The party was set up in February by Giorgi Targamadze, ex-anchor and former head of political programs of the Imedi TV station.

It was a political comeback for Targamadze. He chaired the parliamentary faction of ex-Adjarian leader Aslan Abashidze’s Revival Union party until March 2003, when he resigned from Parliament and politics altogether.

The party, which has at least four former Imedi TV journalists in its governing body, was running an active campaign under the platform of “protecting the Georgian Orthodox Christianity” which, party says, “remains foundation of the way of life for the Georgian society.”

For this purpose, the party vowed, it will initiate in the new parliament, amendment to the constitution envisaging declaring the Orthodox Christianity “official religion” in Georgia.

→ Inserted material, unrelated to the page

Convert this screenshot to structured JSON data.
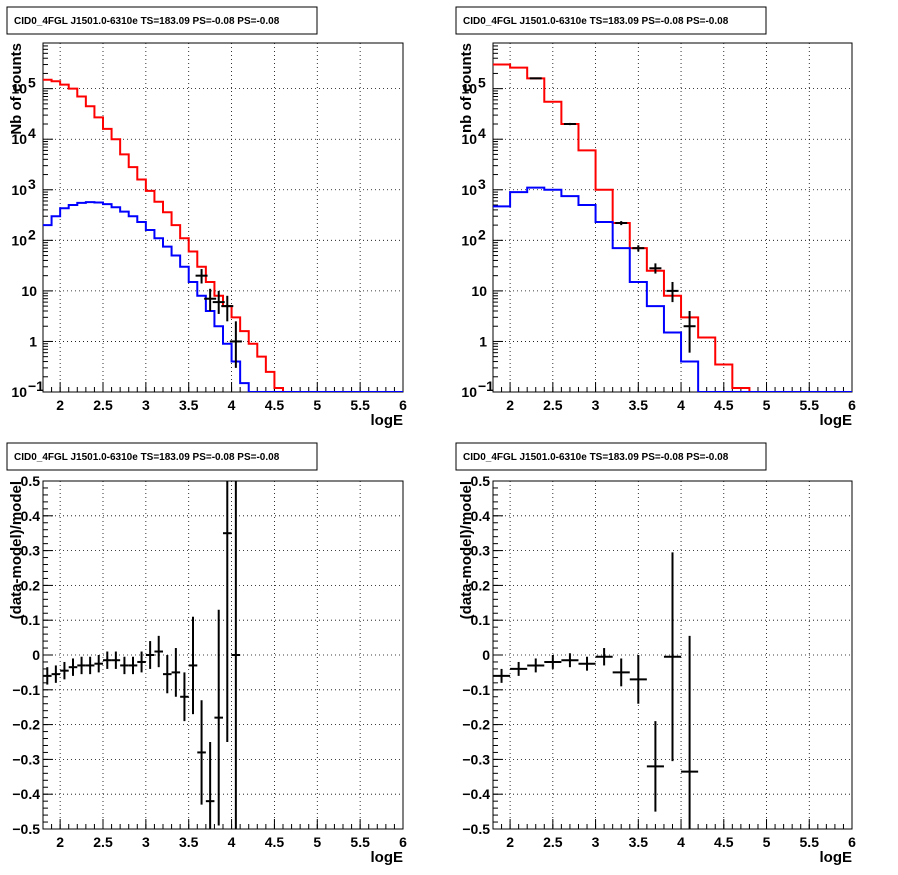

The party claims that the status will not contradict the principle of separation of the church and the state, but it will be more than the current status of the Georgian Orthodox Church, envisaged by the 2002 concordat between the state and the Georgian Orthodox Church.

Even in its economic platform, the Christian-Democratic Movement decided to use quotations from one of the sermons of Ilia II, the Patriarch of the Georgian Orthodox Church, in which he says: “Georgia’s future economic development should probably be linked to water resources.”

“Water is our most precious national wealth, return of which to the people is the Christian-Democratic movement’s major goal,” the party declares on its website.

As far as foreign policy is concerned, although the party’s website says that it supports Georgia’s membership to Euro-Atlantic organizations, Giorgi Targamadze has said for several times in his media interviews that NATO-membership should not be Georgia’s “goal in itself.”